One Christmas many moons ago (circa 12 year worth of moons) a friend gave me The Four Hour Work Week, by Tim Ferriss, and it set my head spinning, writes Liam Horan, Career Coach, Sli Nua Careers.
Ferriss enunciated ideas and theories on what could be loosely termed ‘the freedom to work from anywhere’. These have since been taken on by thousands, if not millions, of people and have helped to re-shape the nature of work as we know it.
Freedom to work from anywhere
The current enforced closure of the vast majority of workplaces has brought Ferriss’ ideas into sharp relief. He was pre-occupied with one key point, namely that to initially achieve the freedom to work from ‘anywhere’, you must be able to convince your paymasters of the enhanced productivity and/or profitability that accrues from letting you off the leash.
Cunningly – for Ferriss is not above some trickery to achieve a greater goal – he urged that you start small. Tell the boss you simply have to be at home on a certain day well off into the distance because (and I’m working from memory now) the plumber is coming that day to do a critical job.

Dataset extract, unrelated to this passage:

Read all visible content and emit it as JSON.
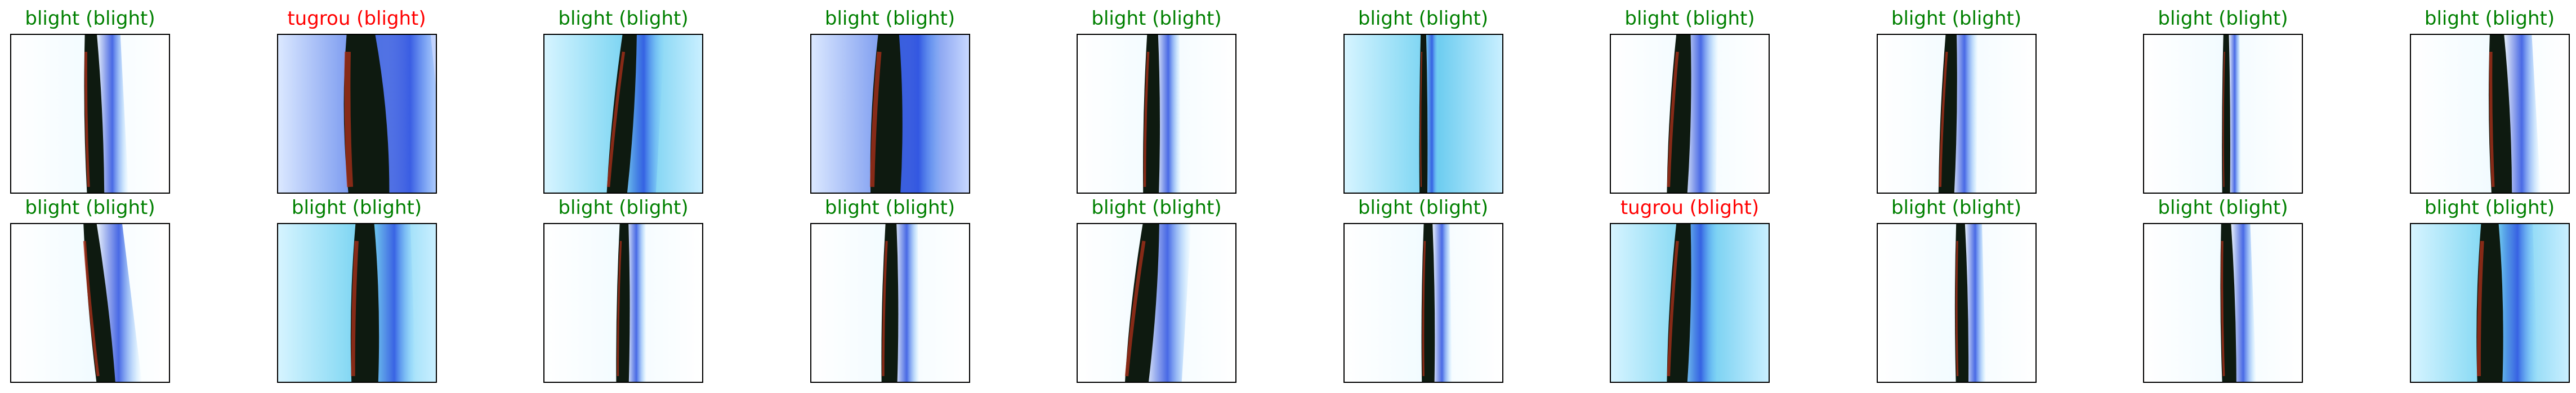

Then, in the build-up, you stockpile work, so that when that day comes you produce a torrent of great output. And then you mention to the boss in passing: “Oh, working from home went just grand, I got so much done.”
From that starting-point, the pathway is clear. In Ferriss’ world – often an overblown and self-aggrandising one, it has to be said, which can result in some of his arguments being difficult to stomach – you’re just a short hop, skip and jump from there to full-time working at home and then, if you wish, full-time travelling the world while still holding down your job.
Isn’t that all too simplistic?
But as we have seen in the past fortnight, major changes in how we work are possible – and probably unavoidable now. If you’d like to make home working permanent, the focus should be on productivity and/or profitability. Get your structures in place and you could go a long way, without going anywhere at all.
Bosses who believed in tethering you to the chair may now be viewing the world through a different filter. Might they now be open to an approach from you to take your work home or elsewhere?
The world just won’t go right back to where it was, will it? Coronavirus has exposed many of the practices that wasted time and eroded creativity. Even the traditional Monday to Friday, 39-hour week, is likely to come under serious scrutiny.
Can you work two long weeks and take a week off? I’m an early riser: can I have my day’s work done by midday? Can I take the summer off? During the winter, should we preserve the rare reserves of daylight hours for non-work activity?
Summers here, winters in the south of Spain? The possibilities are endless.
From the shock of having work completely take over our home lives, as has happened in the last few weeks, we may finally discover innovative ways of ensuring that work no longer needs to dominate our lives. That, to my mind, would be one welcome upside from this remarkable crisis that has caused untold hardship and suffering of all types all over the world.
Liam Horan is a Career Coach with Sli Nua Careers in Ballinrobe.